With Git it's really not necessary for everybody to write to the same
repo. The other collaborator could have their own repo hosted on
gitlab or github and send pull requests to you, for you to merge into
your repo. Then you could push your branch (containing commits from
you and the other collaborator) to a devel or user branch on
gcc.gnu.org if you want (or not if you don't want to).

Or you could both write to the same repo hosted on
gitlab/github/wherever, by granting access appropriately. And then
push the results to a branch on gcc.gnu.org (or not).

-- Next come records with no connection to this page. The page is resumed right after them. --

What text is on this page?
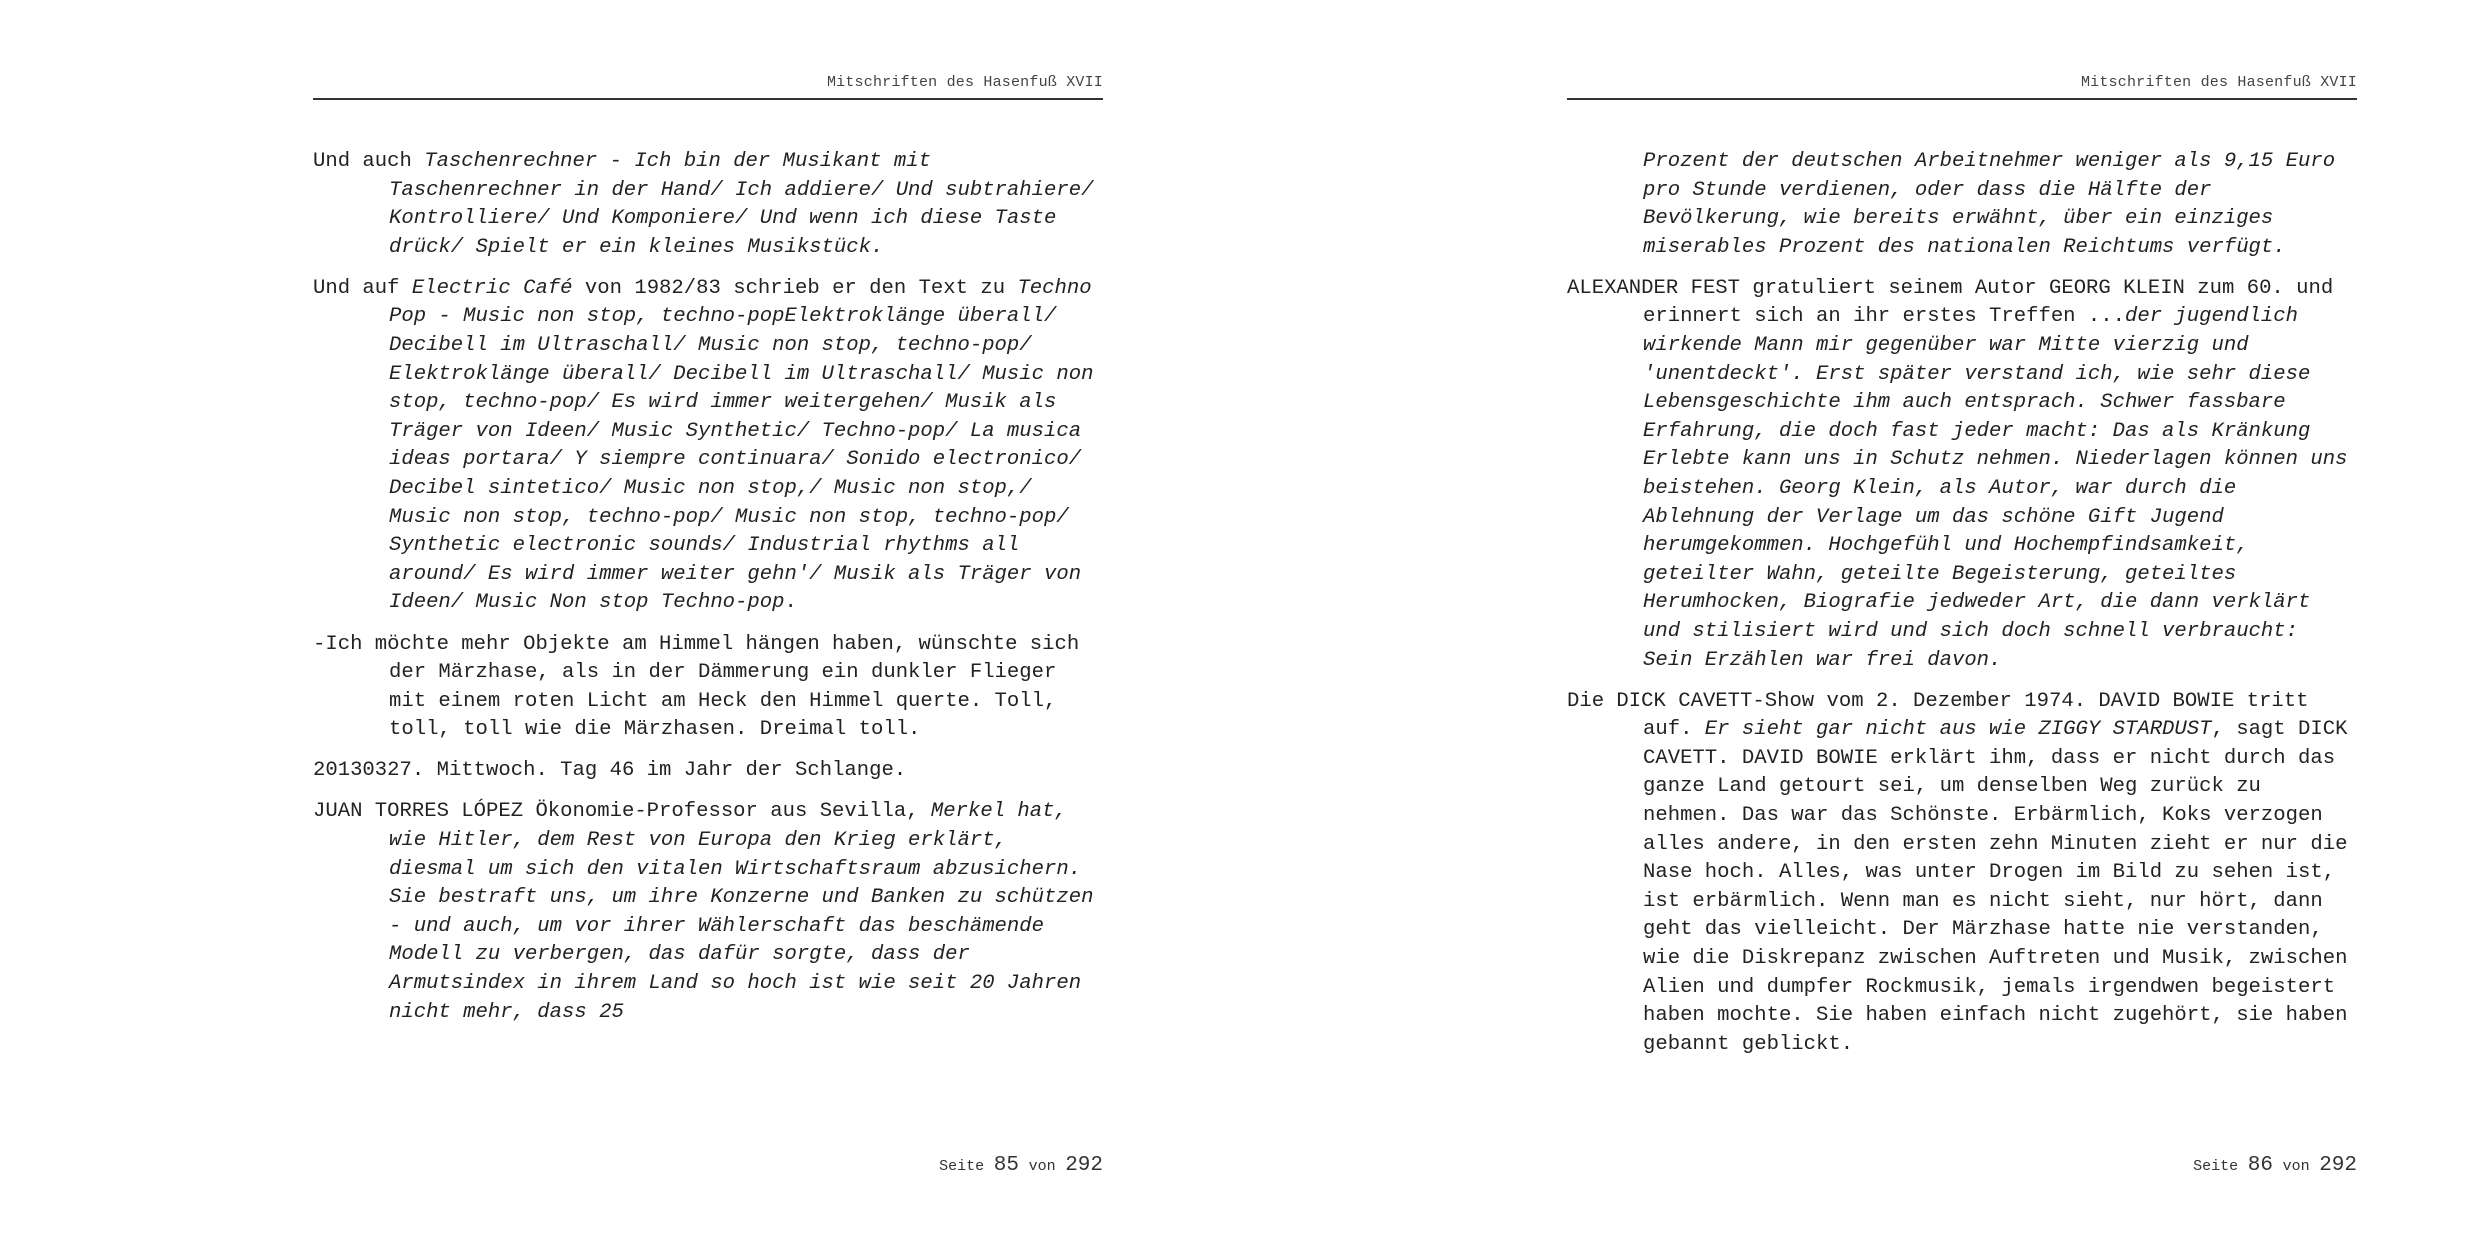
Mitschriften des Hasenfuß XVII

Und auch Taschenrechner - Ich bin der Musikant mit Taschenrechner in der Hand/ Ich addiere/ Und subtrahiere/ Kontrolliere/ Und Komponiere/ Und wenn ich diese Taste drück/ Spielt er ein kleines Musikstück.

Und auf Electric Café von 1982/83 schrieb er den Text zu Techno Pop - Music non stop, techno-popElektroklänge überall/ Decibell im Ultraschall/ Music non stop, techno-pop/ Elektroklänge überall/ Decibell im Ultraschall/ Music non stop, techno-pop/ Es wird immer weitergehen/ Musik als Träger von Ideen/ Music Synthetic/ Techno-pop/ La musica ideas portara/ Y siempre continuara/ Sonido electronico/ Decibel sintetico/ Music non stop,/ Music non stop,/ Music non stop, techno-pop/ Music non stop, techno-pop/ Synthetic electronic sounds/ Industrial rhythms all around/ Es wird immer weiter gehn'/ Musik als Träger von Ideen/ Music Non stop Techno-pop.

-Ich möchte mehr Objekte am Himmel hängen haben, wünschte sich der Märzhase, als in der Dämmerung ein dunkler Flieger mit einem roten Licht am Heck den Himmel querte. Toll, toll, toll wie die Märzhasen. Dreimal toll.

20130327. Mittwoch. Tag 46 im Jahr der Schlange.

JUAN TORRES LÓPEZ Ökonomie-Professor aus Sevilla, Merkel hat, wie Hitler, dem Rest von Europa den Krieg erklärt, diesmal um sich den vitalen Wirtschaftsraum abzusichern. Sie bestraft uns, um ihre Konzerne und Banken zu schützen - und auch, um vor ihrer Wählerschaft das beschämende Modell zu verbergen, das dafür sorgte, dass der Armutsindex in ihrem Land so hoch ist wie seit 20 Jahren nicht mehr, dass 25

Seite 85 von 292
Mitschriften des Hasenfuß XVII

Prozent der deutschen Arbeitnehmer weniger als 9,15 Euro pro Stunde verdienen, oder dass die Hälfte der Bevölkerung, wie bereits erwähnt, über ein einziges miserables Prozent des nationalen Reichtums verfügt.

ALEXANDER FEST gratuliert seinem Autor GEORG KLEIN zum 60. und erinnert sich an ihr erstes Treffen ...der jugendlich wirkende Mann mir gegenüber war Mitte vierzig und 'unentdeckt'. Erst später verstand ich, wie sehr diese Lebensgeschichte ihm auch entsprach. Schwer fassbare Erfahrung, die doch fast jeder macht: Das als Kränkung Erlebte kann uns in Schutz nehmen. Niederlagen können uns beistehen. Georg Klein, als Autor, war durch die Ablehnung der Verlage um das schöne Gift Jugend herumgekommen. Hochgefühl und Hochempfindsamkeit, geteilter Wahn, geteilte Begeisterung, geteiltes Herumhocken, Biografie jedweder Art, die dann verklärt und stilisiert wird und sich doch schnell verbraucht: Sein Erzählen war frei davon.

Die DICK CAVETT-Show vom 2. Dezember 1974. DAVID BOWIE tritt auf. Er sieht gar nicht aus wie ZIGGY STARDUST, sagt DICK CAVETT. DAVID BOWIE erklärt ihm, dass er nicht durch das ganze Land getourt sei, um denselben Weg zurück zu nehmen. Das war das Schönste. Erbärmlich, Koks verzogen alles andere, in den ersten zehn Minuten zieht er nur die Nase hoch. Alles, was unter Drogen im Bild zu sehen ist, ist erbärmlich. Wenn man es nicht sieht, nur hört, dann geht das vielleicht. Der Märzhase hatte nie verstanden, wie die Diskrepanz zwischen Auftreten und Musik, zwischen Alien und dumpfer Rockmusik, jemals irgendwen begeistert haben mochte. Sie haben einfach nicht zugehört, sie haben gebannt geblickt.

Seite 86 von 292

With Subversion that didn't really work, there was no easy way to keep
in sync with the gcc.gnu.org trunk unless your devel branch was also
hosted on gcc.gnu.org, but with Git it's mostly irrelevant whether you
host your branch on gcc.gnu.org or not. If you have no other way to
host a repo that all collaborators can pull from (and you don't want
to exchange patches by email) then hosting a branch at gcc.gnu.org is
a good solution. But that's rarely the case, because there are
numerous zero-cost repo hosting platforms available that most people
can use (unless they are banned from all those platforms or firewalled
in some way that makes them reachable).